Overall, the data suggests that while digital portfolios have the potential to provide a comprehensive view of students' learning and growth, there is a significant gap in teachers' awareness and understanding of their use, and a lack of implementation as an assessment tool in educational institutes.
Here is a summary of the discussion:

In the data provided, it was found that almost 90% of teachers used Learning Management Systems (LMS) and 68% used Google Classroom. This reflects that a large majority of teachers are proficient in using digital tools for conducting classes.

Another chart showed that most teachers used video conferencing tools during the Covid-19 lockdown, with 51% using Google Meet and 18% using MS Teams. This shows that teachers were able to quickly adapt to online teaching during the lockdown.

The data also showed that most teachers shared course content and online test links through digital platforms like WhatsApp and Google Drive. This reflects the teachers' digital literacy and their ability to use technology for teaching purposes.

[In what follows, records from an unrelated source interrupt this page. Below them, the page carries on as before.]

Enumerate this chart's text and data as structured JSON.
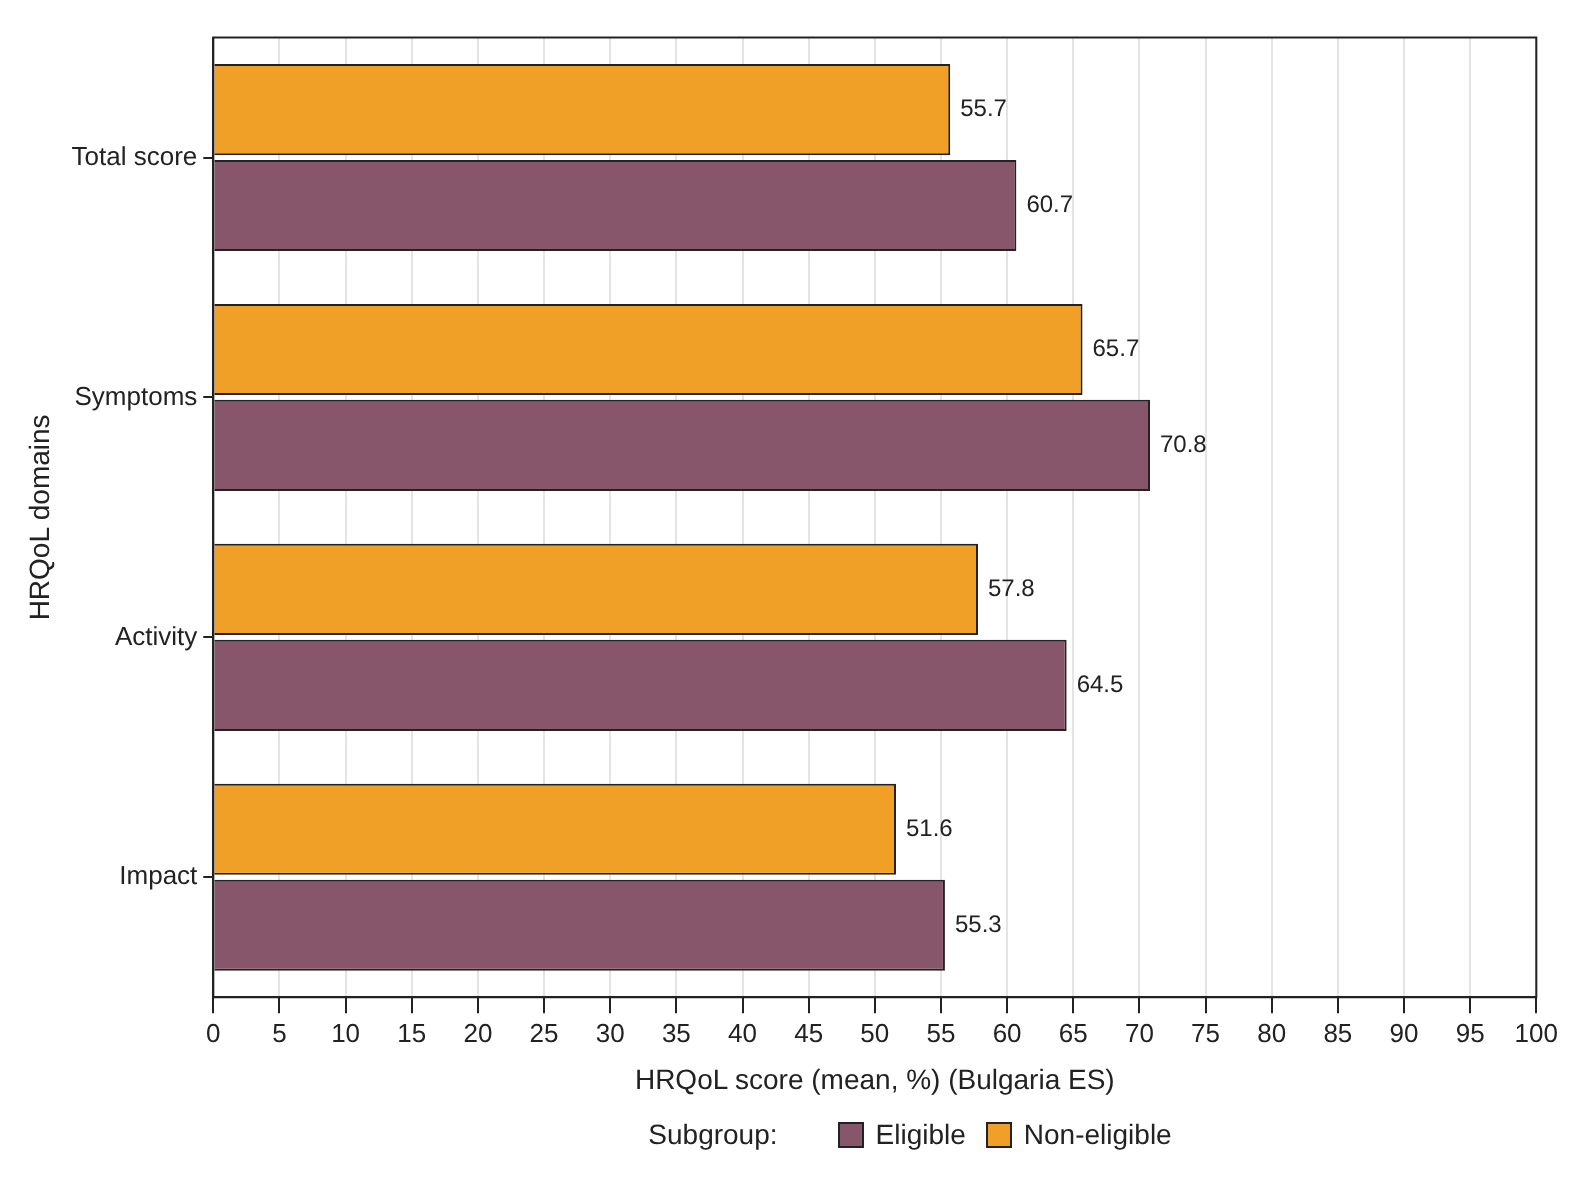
{
  "chart_data": {
    "type": "bar",
    "orientation": "horizontal",
    "categories": [
      "Total score",
      "Symptoms",
      "Activity",
      "Impact"
    ],
    "series": [
      {
        "name": "Non-eligible",
        "color": "#f0a026",
        "values": [
          55.7,
          65.7,
          57.8,
          51.6
        ]
      },
      {
        "name": "Eligible",
        "color": "#87566a",
        "values": [
          60.7,
          70.8,
          64.5,
          55.3
        ]
      }
    ],
    "xlabel": "HRQoL score (mean, %) (Bulgaria ES)",
    "ylabel": "HRQoL domains",
    "legend_title": "Subgroup:",
    "legend": "bottom",
    "xlim": [
      0,
      100
    ],
    "xticks": [
      0,
      5,
      10,
      15,
      20,
      25,
      30,
      35,
      40,
      45,
      50,
      55,
      60,
      65,
      70,
      75,
      80,
      85,
      90,
      95,
      100
    ],
    "grid": "x",
    "data_labels": true
  }
}
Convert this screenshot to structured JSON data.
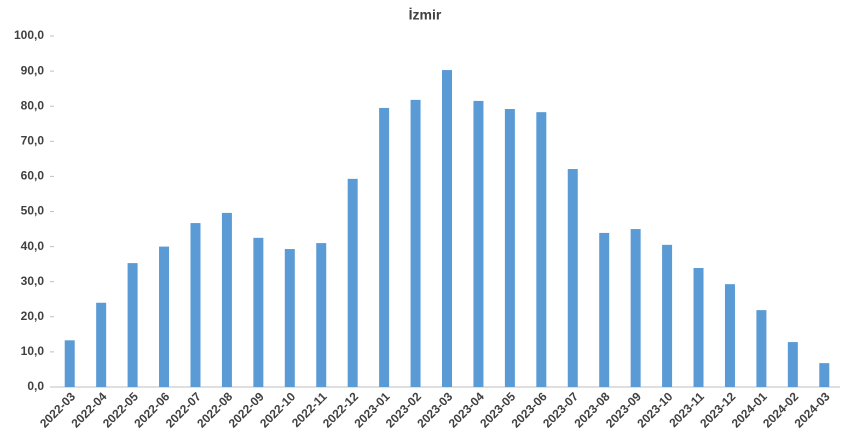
{
  "chart_data": {
    "type": "bar",
    "title": "İzmir",
    "categories": [
      "2022-03",
      "2022-04",
      "2022-05",
      "2022-06",
      "2022-07",
      "2022-08",
      "2022-09",
      "2022-10",
      "2022-11",
      "2022-12",
      "2023-01",
      "2023-02",
      "2023-03",
      "2023-04",
      "2023-05",
      "2023-06",
      "2023-07",
      "2023-08",
      "2023-09",
      "2023-10",
      "2023-11",
      "2023-12",
      "2024-01",
      "2024-02",
      "2024-03"
    ],
    "values": [
      13.3,
      24,
      35.3,
      40,
      46.7,
      49.6,
      42.5,
      39.3,
      41,
      59.3,
      79.5,
      81.8,
      90.3,
      81.5,
      79.2,
      78.3,
      62.1,
      43.9,
      45,
      40.5,
      33.9,
      29.3,
      21.9,
      12.8,
      6.8
    ],
    "color": "#5b9bd5",
    "ylim": [
      0,
      100
    ],
    "yticks": [
      {
        "value": 0,
        "label": "0,0"
      },
      {
        "value": 10,
        "label": "10,0"
      },
      {
        "value": 20,
        "label": "20,0"
      },
      {
        "value": 30,
        "label": "30,0"
      },
      {
        "value": 40,
        "label": "40,0"
      },
      {
        "value": 50,
        "label": "50,0"
      },
      {
        "value": 60,
        "label": "60,0"
      },
      {
        "value": 70,
        "label": "70,0"
      },
      {
        "value": 80,
        "label": "80,0"
      },
      {
        "value": 90,
        "label": "90,0"
      },
      {
        "value": 100,
        "label": "100,0"
      }
    ],
    "grid": false
  }
}
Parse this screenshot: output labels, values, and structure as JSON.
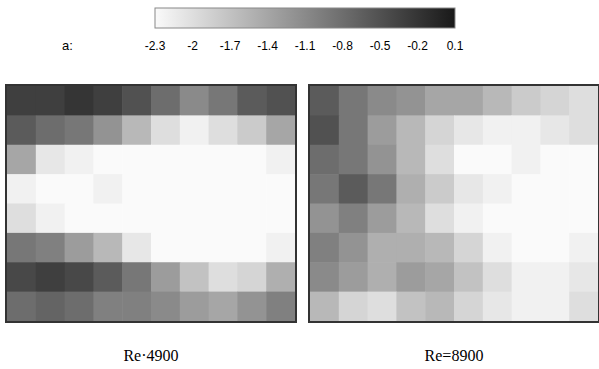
{
  "colorbar": {
    "label": "a:",
    "range": [
      -2.3,
      0.1
    ],
    "ticks": [
      -2.3,
      -2,
      -1.7,
      -1.4,
      -1.1,
      -0.8,
      -0.5,
      -0.2,
      0.1
    ]
  },
  "chart_data": [
    {
      "type": "heatmap",
      "title": "Re·4900",
      "tick_labels": false,
      "cells": [
        [
          -0.3,
          -0.3,
          -0.2,
          -0.3,
          -0.5,
          -0.8,
          -1.1,
          -0.9,
          -0.6,
          -0.5
        ],
        [
          -0.6,
          -0.8,
          -0.9,
          -1.2,
          -1.6,
          -2.0,
          -2.2,
          -2.0,
          -1.8,
          -1.4
        ],
        [
          -1.4,
          -2.1,
          -2.2,
          -2.3,
          -2.3,
          -2.3,
          -2.3,
          -2.3,
          -2.3,
          -2.2
        ],
        [
          -2.2,
          -2.3,
          -2.3,
          -2.2,
          -2.3,
          -2.3,
          -2.3,
          -2.3,
          -2.3,
          -2.3
        ],
        [
          -2.0,
          -2.2,
          -2.3,
          -2.3,
          -2.3,
          -2.3,
          -2.3,
          -2.3,
          -2.3,
          -2.3
        ],
        [
          -0.9,
          -1.0,
          -1.3,
          -1.6,
          -2.1,
          -2.3,
          -2.3,
          -2.3,
          -2.3,
          -2.2
        ],
        [
          -0.4,
          -0.3,
          -0.4,
          -0.6,
          -0.9,
          -1.3,
          -1.7,
          -2.0,
          -1.9,
          -1.5
        ],
        [
          -0.8,
          -0.7,
          -0.8,
          -1.0,
          -1.0,
          -1.1,
          -1.3,
          -1.4,
          -1.2,
          -1.0
        ]
      ]
    },
    {
      "type": "heatmap",
      "title": "Re=8900",
      "tick_labels": false,
      "cells": [
        [
          -0.6,
          -0.9,
          -1.1,
          -1.2,
          -1.4,
          -1.4,
          -1.6,
          -1.8,
          -1.9,
          -2.0
        ],
        [
          -0.5,
          -0.9,
          -1.3,
          -1.6,
          -1.9,
          -2.1,
          -2.2,
          -2.2,
          -2.1,
          -2.0
        ],
        [
          -0.8,
          -0.9,
          -1.2,
          -1.6,
          -2.0,
          -2.3,
          -2.3,
          -2.2,
          -2.3,
          -2.3
        ],
        [
          -0.9,
          -0.6,
          -0.9,
          -1.5,
          -1.8,
          -2.1,
          -2.2,
          -2.3,
          -2.3,
          -2.3
        ],
        [
          -1.2,
          -1.0,
          -1.3,
          -1.6,
          -2.0,
          -2.2,
          -2.3,
          -2.3,
          -2.3,
          -2.3
        ],
        [
          -1.0,
          -1.2,
          -1.5,
          -1.5,
          -1.6,
          -1.9,
          -2.2,
          -2.3,
          -2.3,
          -2.2
        ],
        [
          -1.1,
          -1.3,
          -1.5,
          -1.3,
          -1.4,
          -1.7,
          -2.0,
          -2.2,
          -2.2,
          -2.1
        ],
        [
          -1.6,
          -1.9,
          -2.0,
          -1.7,
          -1.6,
          -1.9,
          -2.1,
          -2.2,
          -2.2,
          -2.0
        ]
      ]
    }
  ]
}
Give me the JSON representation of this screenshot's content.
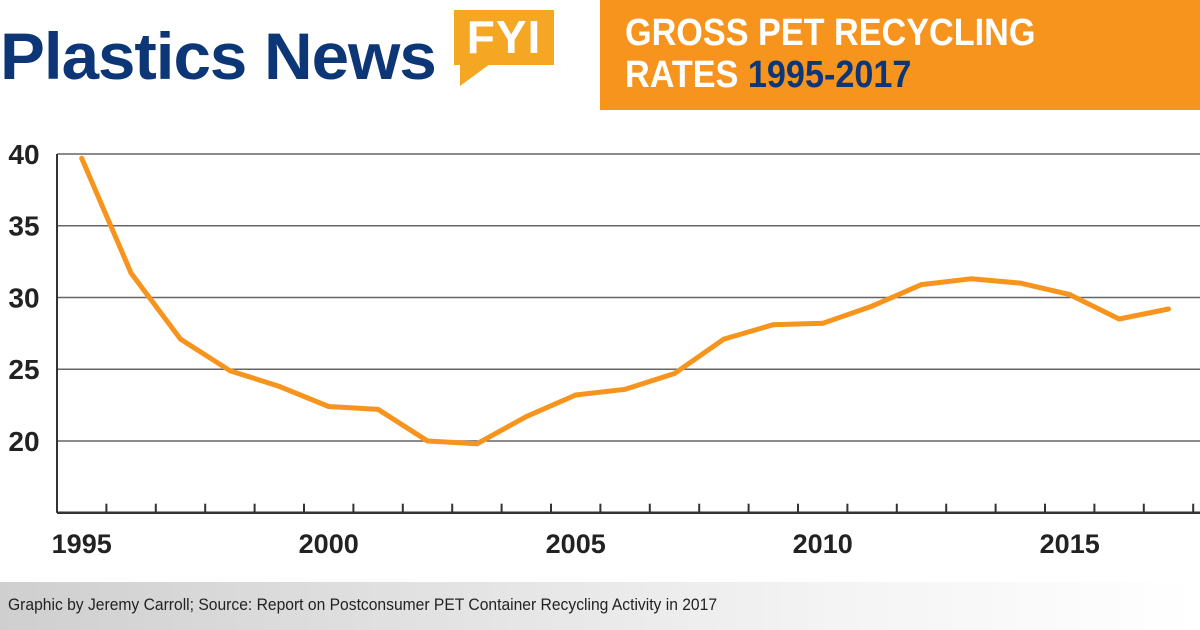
{
  "header": {
    "logo_text": "Plastics News",
    "logo_badge": "FYI",
    "title_line1": "GROSS PET RECYCLING",
    "title_line2": "RATES",
    "title_years": "1995-2017"
  },
  "footer": {
    "credit": "Graphic by Jeremy Carroll; Source: Report on Postconsumer PET Container Recycling Activity in 2017"
  },
  "colors": {
    "line": "#f7941d",
    "navy": "#0d3677",
    "accent": "#f7941d",
    "badge": "#f5a623"
  },
  "chart_data": {
    "type": "line",
    "title": "GROSS PET RECYCLING RATES 1995-2017",
    "xlabel": "",
    "ylabel": "",
    "x": [
      1995,
      1996,
      1997,
      1998,
      1999,
      2000,
      2001,
      2002,
      2003,
      2004,
      2005,
      2006,
      2007,
      2008,
      2009,
      2010,
      2011,
      2012,
      2013,
      2014,
      2015,
      2016,
      2017
    ],
    "series": [
      {
        "values": [
          39.7,
          31.7,
          27.1,
          24.9,
          23.8,
          22.4,
          22.2,
          20.0,
          19.8,
          21.7,
          23.2,
          23.6,
          24.7,
          27.1,
          28.1,
          28.2,
          29.4,
          30.9,
          31.3,
          31.0,
          30.2,
          28.5,
          29.2
        ]
      }
    ],
    "ylim": [
      15,
      40
    ],
    "yticks": [
      20,
      25,
      30,
      35,
      40
    ],
    "xtick_labels": [
      "1995",
      "2000",
      "2005",
      "2010",
      "2015"
    ],
    "grid": true,
    "legend": "none"
  }
}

Another data point showed that almost all teachers used digital tools for online testing, with 92% using Google Forms-Quiz. This demonstrates the teachers' proficiency in using technology for assessment purposes.

On the other hand, the data also showed that a significant majority (91% and 94%) of teachers were not aware of tools like Open Broadcaster Software (OBS) and Droid Cam, which could potentially be useful for online and hybrid teaching.

Finally, the data showed that 85% of teachers were not aware of digital portfolios, and none of them used it as an assessment tool. This suggests a lack of understanding and implementation of digital portfolios as an assessment tool in educational institutes.

Overall, the data reflects that while teachers have been able to adapt to using digital tools for teaching and assessment purposes, there is still a need for improvement in their understanding and use of certain tools and technologies, particularly those related to hybrid classroom, blended teaching practice and digital portfolios.